Build Back Better’s Care Investments Offer a New Way to Think about the Role of Government
October 8, 2021
By Steph Sterling
As reporters and pundits focus their attention on whether Congress will spend $2 or $3.5 trillion on President Biden’s economic agenda and how to sequence bills to secure the votes, the public—and perhaps policymakers themselves—risks losing sight of the key questions that should drive any forthcoming judgments: What do we most need, for our economy and for our society? And what must we do to achieve it?
One answer to those questions: care investments. Investments in the care economy help families address major life costs, and prevent further erosion in women’s labor force participation, as many commentators, experts, and activists have rightly argued. The proposed investments in the care economy also serve the goals of economic transformation, building a sector the US will increasingly need, with the federal government taking the lead where both private and public investment—in this case, a result of our legacies of slavery and patriarchy—have been insufficient.
This idea—that there is an affirmative role for government in shaping and creating the industries or sectors we as a society need—is a relatively new (old) set of insights, and is instructive. My colleagues Felicia Wong and Mike Konczal have argued that a new progressive worldview has been emerging over the last several years, and includes thinkers like Mariana Mazzucato and Roosevelt Chief Economist Joseph Stiglitz, who argue that government can and should play a role in directing and catalyzing certain areas of the economy so that it produces better outcomes for people and the planet. These “economic transformers,” as Wong describes them, often rely on government-investment-led strategies to set direction, particularly in areas where collective action problems and short-termism have limited private investment.
This strand of progressive thinking is evident throughout the Build Back Better agenda currently under debate, from climate investments to supply chain resiliency funds. The plan’s proposed investments in the care economy can also be viewed through this lens, since care investments reflect and anticipate an increase in care needs over the coming decades—requiring meaningful steps from the government to address these challenges.
An Aging Population Requires the Government to Build the Long-Term Care Sector
The US population is aging. The 65-and-older population grew by more than a third during the past decade. According to National Population Projections, the number of adults over age 65 is expected to grow from 49 million to 77 million in 2034 to 974 million by 2060.
As the population ages, a higher proportion of individuals will likely need and use long-term services and supports (LTSS). Research from the Office of the Assistant Secretary for Planning and Evaluation estimates that about half of today’s seniors will develop a disability serious enough to require LTSS.
There has also been a shift in the delivery of long-term care over the past several years, away from institutionalized care and toward what are known as home- and community-based services. One reason for this shift was a 1999 Supreme Court decision, Olmstead v.

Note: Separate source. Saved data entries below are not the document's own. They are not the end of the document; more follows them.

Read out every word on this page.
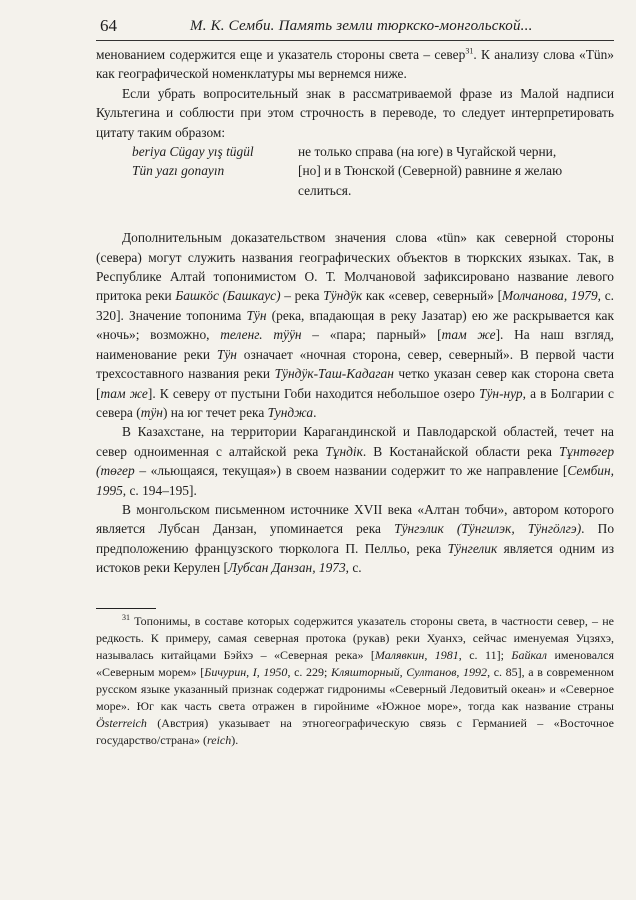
64	М. К. Семби. Память земли тюркско-монгольской...

менованием содержится еще и указатель стороны света – север$^{31}$. К анализу слова «Tün» как географической номенклатуры мы вернемся ниже.

Если убрать вопросительный знак в рассматриваемой фразе из Малой надписи Культегина и соблюсти при этом строчность в переводе, то следует интерпретировать цитату таким образом:

beriya Cügay yış tügül	не только справа (на юге) в Чугайской черни,
Tün yazı gonayın	[но] и в Тюнской (Северной) равнине я желаю селиться.

Дополнительным доказательством значения слова «tün» как северной стороны (севера) могут служить названия географических объектов в тюркских языках. Так, в Республике Алтай топонимистом О. Т. Молчановой зафиксировано название левого притока реки Башкöс (Башкаус) – река Тÿндÿк как «север, северный» [Молчанова, 1979, с. 320]. Значение топонима Тÿн (река, впадающая в реку Jазатар) ею же раскрывается как «ночь»; возможно, теленг. тÿÿн – «пара; парный» [там же]. На наш взгляд, наименование реки Тÿн означает «ночная сторона, север, северный». В первой части трехсоставного названия реки Тÿндÿк-Таш-Кадаган четко указан север как сторона света [там же]. К северу от пустыни Гоби находится небольшое озеро Тÿн-нур, а в Болгарии с севера (тÿн) на юг течет река Тунджа.

В Казахстане, на территории Карагандинской и Павлодарской областей, течет на север одноименная с алтайской река Тұндік. В Костанайской области река Тұнтөгер (төгер – «льющаяся, текущая») в своем названии содержит то же направление [Сембин, 1995, с. 194–195].

В монгольском письменном источнике XVII века «Алтан тобчи», автором которого является Лубсан Данзан, упоминается река Тÿнгэлик (Тÿнгилэк, Тÿнгöлгэ). По предположению французского тюрколога П. Пелльо, река Тÿнгелик является одним из истоков реки Керулен [Лубсан Данзан, 1973, с.

$^{31}$ Топонимы, в составе которых содержится указатель стороны света, в частности север, – не редкость. К примеру, самая северная протока (рукав) реки Хуанхэ, сейчас именуемая Уцзяхэ, называлась китайцами Бэйхэ – «Северная река» [Малявкин, 1981, с. 11]; Байкал именовался «Северным морем» [Бичурин, I, 1950, с. 229; Кляшторный, Султанов, 1992, с. 85], а в современном русском языке указанный признак содержат гидронимы «Северный Ледовитый океан» и «Северное море». Юг как часть света отражен в гиройниме «Южное море», тогда как название страны Österreich (Австрия) указывает на этногеографическую связь с Германией – «Восточное государство/страна» (reich).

L.C., a landmark civil rights case which held that unjustified segregation in the form of institutionalization is discrimination under the Americans with Disabilities Act, requiring public entities to provide community-based services where appropriate and reasonably available.
As a result of these demographic and sectoral shifts, the number of home and personal care aides is expected to grow by 33 percent over the next 10 years, much faster than the average for all other occupations.
Inadequacies of the Current Market Require the Government to Build the Childcare Sector
The private market for childcare, too, has failed to meet our collective needs.
A recent report from the Treasury Department describes the reasons for this failure: Revenues are constrained because parents are limited by their own earnings to an upper limit in what they can pay; the costs are highest during a period of life when families have the least amount to spend; it is a labor-intensive industry; and persistent racial and gender stereotypes have depressed pay, resulting in low wages and high turnover. These compounding challenges have created childcare deserts, or areas with an insufficient supply of licensed childcare. According to a 2018 report, prior to the pandemic—which only exacerbated the industry’s challenges—more than half of Americans lived in neighborhoods classified as childcare deserts.
Care Investments in the Build Back Better Act Include a Meaningful Government Role in Planning for the Sector
The structure of the current proposals—particularly the long-term care proposals—also reflects a shift toward this new framework. Previous efforts to shape the long-term care landscape have focused on encouraging a private long-term care insurance market, creating a publicly administered long-term care insurance product, and allowing tax deductions for certain dependent care.
The home care proposal under consideration, in contrast, is much closer to the kind of industrial policy and planning described by our colleague Todd Tucker. The proposal provides states with planning grants to “develop plans to expand access to home- and community-based services (HCBS) and strengthen the HCBS workforce,” and increases the amount of federal resources through Medicaid for states that implement their plans. The proposal satisfies many of the criteria Tucker identifies for progressive industrial policy: It fosters the industries we most need, promotes equity and environmental sustainability, enhances democratic governance, and builds the capacity of government to sustain it.
Rather than leaving the allocation of resources up to the market, the proposal creates a democratic process to build a plan to strengthen this industrial sector—one that is critical to meet the needs of our economy and society.
The care investments included in the Build Back Better Act embrace a new progressive approach to transform the economic sectors we need for the future—yet another reason they are essential parts of the Build Back Better agenda.